Mio padre ha avuto come compagni di lavoro Tony Barlocco, la Mabilia dei Legnanesi, che aveva fatto per un certo periodo ii “marcatempo”, e Felice Musazzi, la Teresa dei Legnanesi, che lavorava in ufficio o (ma non ricordo bene quale).
Ricordo che mi parlava di “palette” che forava in continuazione e che talvolta lo facevano rimanere a lavorare anche due o tre ore dopo l’orario in quanto in fase di montaggio delle stesse erano emersi problemi di centratura e quindi gli veniva chiesto di rimanere per poter apportare ai fori le necessarie modifiche (quando ho iniziato gli studi di perito ho capito che le famose “palette” erano quelle delle turbine prodotte dalla Franco Tosi e che avrei poi trovate in giro per il mondo quando ho iniziato a lavorare).
La paga (stipendio) veniva pagata in tre volte al mese: al 19 e al 29 un acconto, al 9 del mese successivo il saldo, ed in base a questo mio padre e mia madre pianificavano il pagamento al prestinaio ed al salumiere (si segnava sul libretto e si saldava al 10) ed anche le altre spese.
Chi lavorava alla Franco Tosi aveva dei vantaggi supplementari: la mensa interna (mio padre però preferiva portarsi la “schisceta” da casa e quindi una volta alla settimana portava a casa scatolette di carne, sardine, tonno che sostituivano l’equivalente del pasto giornaliero in mensa); lo spaccio aziendale situato in via XXIX Maggie dove poter acquistare beni alimentari ed altro a prezzi calmierati; la mutua interna che aiutava a coprire spese dentistiche e cure termali: colonie estive per i figli dei dipendenti; pensione supplementare al raggiungimento dell’età pensionabile e relativa cessazione del rapporto di lavoro con Franco Tosi (poche migliaia di Lire mensili ma che comunque erano un aiuto per il pensionato fino alla sua morte).
Inoltre, il dipendente prossimo alla pensione poteva chiedere l’assunzione di un proprio figlio.
Io mi sono diplomato Perito Capotecnico Elettricista nel 1965 presso l’lTlS Bernocchi nel 1965 e mio padre aveva già 35 anni di contribuzione e poteva chiedere la pensione di anzianità allora in vigore e quindi aveva fatto richiesta di assunzione per me.
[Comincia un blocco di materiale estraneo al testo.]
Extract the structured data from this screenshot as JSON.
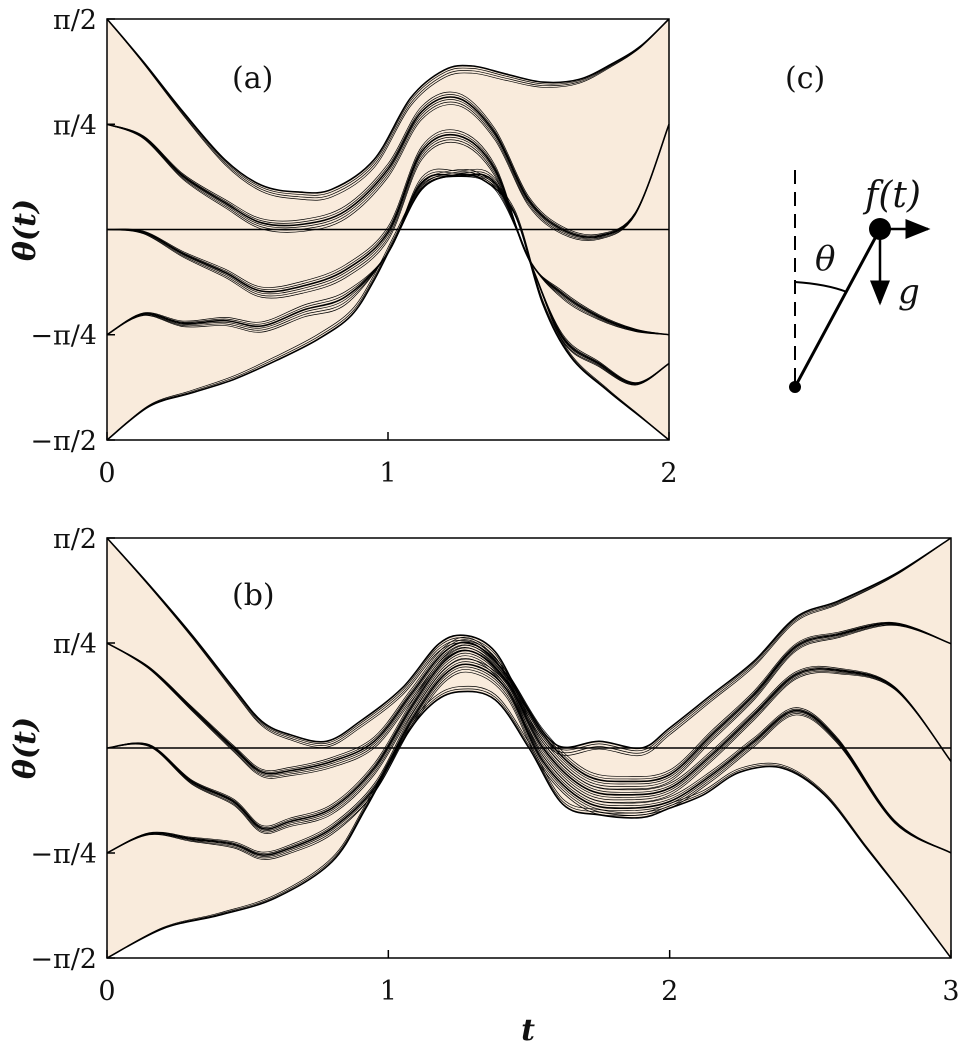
{
  "chart_data": [
    {
      "type": "line",
      "panel_label": "(a)",
      "ylabel": "θ(t)",
      "xlabel": "",
      "xlim": [
        0,
        2
      ],
      "ylim": [
        -1.5708,
        1.5708
      ],
      "x_ticks": [
        "0",
        "1",
        "2"
      ],
      "y_ticks": [
        "π/2",
        "π/4",
        "−π/4",
        "−π/2"
      ],
      "fill_color": "#f9ebdc",
      "baseline": 0,
      "envelope_upper": [
        [
          0,
          1.571
        ],
        [
          0.13,
          1.25
        ],
        [
          0.27,
          0.88
        ],
        [
          0.42,
          0.52
        ],
        [
          0.55,
          0.33
        ],
        [
          0.68,
          0.28
        ],
        [
          0.8,
          0.3
        ],
        [
          0.95,
          0.52
        ],
        [
          1.08,
          0.98
        ],
        [
          1.2,
          1.19
        ],
        [
          1.3,
          1.22
        ],
        [
          1.42,
          1.16
        ],
        [
          1.55,
          1.1
        ],
        [
          1.68,
          1.12
        ],
        [
          1.8,
          1.24
        ],
        [
          1.9,
          1.37
        ],
        [
          2,
          1.571
        ]
      ],
      "envelope_lower": [
        [
          0,
          -1.571
        ],
        [
          0.15,
          -1.32
        ],
        [
          0.3,
          -1.22
        ],
        [
          0.45,
          -1.12
        ],
        [
          0.6,
          -0.98
        ],
        [
          0.75,
          -0.82
        ],
        [
          0.87,
          -0.64
        ],
        [
          0.95,
          -0.38
        ],
        [
          1.03,
          -0.05
        ],
        [
          1.12,
          0.3
        ],
        [
          1.22,
          0.4
        ],
        [
          1.33,
          0.38
        ],
        [
          1.45,
          0.12
        ],
        [
          1.55,
          -0.55
        ],
        [
          1.65,
          -0.95
        ],
        [
          1.78,
          -1.2
        ],
        [
          1.9,
          -1.4
        ],
        [
          2,
          -1.571
        ]
      ],
      "series": [
        {
          "name": "start π/2",
          "x": [
            0,
            0.13,
            0.27,
            0.42,
            0.55,
            0.68,
            0.8,
            0.95,
            1.08,
            1.2,
            1.3,
            1.42,
            1.55,
            1.68,
            1.8,
            1.9,
            2
          ],
          "y": [
            1.571,
            1.25,
            0.88,
            0.52,
            0.33,
            0.28,
            0.3,
            0.52,
            0.98,
            1.19,
            1.22,
            1.16,
            1.1,
            1.12,
            1.24,
            1.37,
            1.571
          ]
        },
        {
          "name": "start π/4",
          "x": [
            0,
            0.13,
            0.27,
            0.42,
            0.55,
            0.7,
            0.85,
            1.0,
            1.12,
            1.25,
            1.38,
            1.5,
            1.62,
            1.75,
            1.88,
            2
          ],
          "y": [
            0.785,
            0.69,
            0.4,
            0.2,
            0.05,
            0.04,
            0.14,
            0.45,
            0.88,
            0.98,
            0.72,
            0.22,
            0.0,
            -0.05,
            0.12,
            0.785
          ]
        },
        {
          "name": "start 0",
          "x": [
            0,
            0.13,
            0.27,
            0.42,
            0.55,
            0.7,
            0.85,
            1.0,
            1.12,
            1.25,
            1.38,
            1.5,
            1.62,
            1.75,
            1.88,
            2
          ],
          "y": [
            0.0,
            -0.02,
            -0.18,
            -0.32,
            -0.46,
            -0.42,
            -0.3,
            -0.02,
            0.58,
            0.7,
            0.45,
            -0.3,
            -0.48,
            -0.65,
            -0.75,
            -0.785
          ]
        },
        {
          "name": "start −π/4",
          "x": [
            0,
            0.13,
            0.27,
            0.42,
            0.55,
            0.7,
            0.85,
            1.0,
            1.12,
            1.25,
            1.38,
            1.5,
            1.62,
            1.75,
            1.88,
            2
          ],
          "y": [
            -0.785,
            -0.63,
            -0.7,
            -0.68,
            -0.72,
            -0.6,
            -0.5,
            -0.24,
            0.35,
            0.4,
            0.35,
            -0.48,
            -0.8,
            -1.0,
            -1.15,
            -1.0
          ]
        },
        {
          "name": "start −π/2",
          "x": [
            0,
            0.15,
            0.3,
            0.45,
            0.6,
            0.75,
            0.87,
            0.95,
            1.03,
            1.12,
            1.22,
            1.33,
            1.45,
            1.55,
            1.65,
            1.78,
            1.9,
            2
          ],
          "y": [
            -1.571,
            -1.32,
            -1.22,
            -1.12,
            -0.98,
            -0.82,
            -0.64,
            -0.38,
            -0.05,
            0.3,
            0.4,
            0.38,
            0.12,
            -0.55,
            -0.95,
            -1.2,
            -1.4,
            -1.571
          ]
        }
      ]
    },
    {
      "type": "line",
      "panel_label": "(b)",
      "ylabel": "θ(t)",
      "xlabel": "t",
      "xlim": [
        0,
        3
      ],
      "ylim": [
        -1.5708,
        1.5708
      ],
      "x_ticks": [
        "0",
        "1",
        "2",
        "3"
      ],
      "y_ticks": [
        "π/2",
        "π/4",
        "−π/4",
        "−π/2"
      ],
      "fill_color": "#f9ebdc",
      "baseline": 0,
      "envelope_upper": [
        [
          0,
          1.571
        ],
        [
          0.15,
          1.22
        ],
        [
          0.3,
          0.85
        ],
        [
          0.45,
          0.45
        ],
        [
          0.55,
          0.2
        ],
        [
          0.65,
          0.1
        ],
        [
          0.78,
          0.05
        ],
        [
          0.9,
          0.2
        ],
        [
          1.05,
          0.45
        ],
        [
          1.18,
          0.78
        ],
        [
          1.28,
          0.84
        ],
        [
          1.38,
          0.72
        ],
        [
          1.48,
          0.35
        ],
        [
          1.6,
          0.02
        ],
        [
          1.75,
          0.05
        ],
        [
          1.9,
          0.0
        ],
        [
          2.0,
          0.15
        ],
        [
          2.15,
          0.4
        ],
        [
          2.3,
          0.65
        ],
        [
          2.45,
          0.98
        ],
        [
          2.6,
          1.1
        ],
        [
          2.8,
          1.3
        ],
        [
          3,
          1.571
        ]
      ],
      "envelope_lower": [
        [
          0,
          -1.571
        ],
        [
          0.2,
          -1.35
        ],
        [
          0.4,
          -1.25
        ],
        [
          0.6,
          -1.12
        ],
        [
          0.8,
          -0.85
        ],
        [
          0.92,
          -0.45
        ],
        [
          1.05,
          0.05
        ],
        [
          1.15,
          0.32
        ],
        [
          1.25,
          0.42
        ],
        [
          1.38,
          0.36
        ],
        [
          1.5,
          0.0
        ],
        [
          1.62,
          -0.42
        ],
        [
          1.75,
          -0.5
        ],
        [
          1.9,
          -0.52
        ],
        [
          2.0,
          -0.45
        ],
        [
          2.12,
          -0.35
        ],
        [
          2.25,
          -0.18
        ],
        [
          2.4,
          -0.15
        ],
        [
          2.55,
          -0.35
        ],
        [
          2.7,
          -0.75
        ],
        [
          2.85,
          -1.15
        ],
        [
          3,
          -1.571
        ]
      ],
      "series": [
        {
          "name": "start π/2",
          "x": [
            0,
            0.15,
            0.3,
            0.45,
            0.55,
            0.65,
            0.78,
            0.9,
            1.05,
            1.18,
            1.28,
            1.38,
            1.48,
            1.6,
            1.75,
            1.9,
            2.0,
            2.15,
            2.3,
            2.45,
            2.6,
            2.8,
            3
          ],
          "y": [
            1.571,
            1.22,
            0.85,
            0.45,
            0.2,
            0.1,
            0.05,
            0.2,
            0.45,
            0.78,
            0.84,
            0.72,
            0.35,
            0.02,
            0.05,
            0.0,
            0.15,
            0.4,
            0.65,
            0.98,
            1.1,
            1.3,
            1.571
          ]
        },
        {
          "name": "start π/4",
          "x": [
            0,
            0.15,
            0.3,
            0.45,
            0.55,
            0.65,
            0.8,
            0.95,
            1.08,
            1.2,
            1.3,
            1.42,
            1.55,
            1.7,
            1.85,
            2.0,
            2.15,
            2.3,
            2.45,
            2.6,
            2.8,
            3
          ],
          "y": [
            0.785,
            0.6,
            0.3,
            0.0,
            -0.18,
            -0.17,
            -0.1,
            0.05,
            0.4,
            0.72,
            0.78,
            0.55,
            0.1,
            -0.2,
            -0.25,
            -0.2,
            0.1,
            0.4,
            0.76,
            0.85,
            0.93,
            0.78
          ]
        },
        {
          "name": "start 0",
          "x": [
            0,
            0.15,
            0.3,
            0.45,
            0.55,
            0.65,
            0.8,
            0.95,
            1.08,
            1.2,
            1.3,
            1.42,
            1.55,
            1.7,
            1.85,
            2.0,
            2.15,
            2.3,
            2.45,
            2.6,
            2.8,
            3
          ],
          "y": [
            0.0,
            0.02,
            -0.25,
            -0.4,
            -0.6,
            -0.55,
            -0.45,
            -0.15,
            0.3,
            0.65,
            0.72,
            0.5,
            0.0,
            -0.3,
            -0.35,
            -0.3,
            -0.05,
            0.25,
            0.55,
            0.58,
            0.45,
            -0.1
          ]
        },
        {
          "name": "start −π/4",
          "x": [
            0,
            0.15,
            0.3,
            0.45,
            0.55,
            0.65,
            0.8,
            0.95,
            1.08,
            1.2,
            1.3,
            1.42,
            1.55,
            1.7,
            1.85,
            2.0,
            2.15,
            2.3,
            2.45,
            2.6,
            2.8,
            3
          ],
          "y": [
            -0.785,
            -0.64,
            -0.68,
            -0.72,
            -0.8,
            -0.75,
            -0.6,
            -0.3,
            0.2,
            0.55,
            0.62,
            0.44,
            -0.1,
            -0.4,
            -0.45,
            -0.4,
            -0.2,
            0.05,
            0.28,
            0.05,
            -0.55,
            -0.785
          ]
        },
        {
          "name": "start −π/2",
          "x": [
            0,
            0.2,
            0.4,
            0.6,
            0.8,
            0.92,
            1.05,
            1.15,
            1.25,
            1.38,
            1.5,
            1.62,
            1.75,
            1.9,
            2.0,
            2.12,
            2.25,
            2.4,
            2.55,
            2.7,
            2.85,
            3
          ],
          "y": [
            -1.571,
            -1.35,
            -1.25,
            -1.12,
            -0.85,
            -0.45,
            0.05,
            0.32,
            0.42,
            0.36,
            0.0,
            -0.42,
            -0.5,
            -0.52,
            -0.45,
            -0.35,
            -0.18,
            -0.15,
            -0.35,
            -0.75,
            -1.15,
            -1.571
          ]
        }
      ]
    }
  ],
  "diagram": {
    "panel_label": "(c)",
    "force_label": "f(t)",
    "angle_label": "θ",
    "gravity_label": "g"
  }
}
Avevo fatto un colloquio con il capo del personale di quel tempo, Rag. Leonardi, che mi aveva spiegato quale sarebbe stato il mio lavoro all’interno della Franco Tosi, ovvero manutenzione elettrica di macchinari ed impianti elettrici all’interno della fabbrica. Qualche mese dopo fui convocato, su segnalazione dell’lTlS Bernocchi, dalla General Electric che mi offrìi un lavoro più confacente con al mio diploma ovvero lavoro di cantiere per realizzazioni di centrali elettriche ed impianti industriali e quindi optai per quest’ultima.
Mio padre andò in pensione a settembre 1968. Il Primo Maggie del 1969 ricevette, al Teatro Galleria, la spilla in oro data a tutti i dipendenti della Franco Tosi con 30 anni di servizio, presente e passato.
La cerimonia fu completata da un pranzo conviviale, presenti diverse autorità, presso i locali della mensa aziendale Tosi di via Cairoli.
Mio padre mori esattamente 28 anni, oggi.[luglio 2024. Nota di MW] Il Gruppo Pensionati Franco Tosi si premurò di fare affiggere i manifesti funerari ed una delegazione partecipò ai funerali con la bandiera del Gruppo.
Mia madre ricevette un piccolo contributo per le spese funerarie.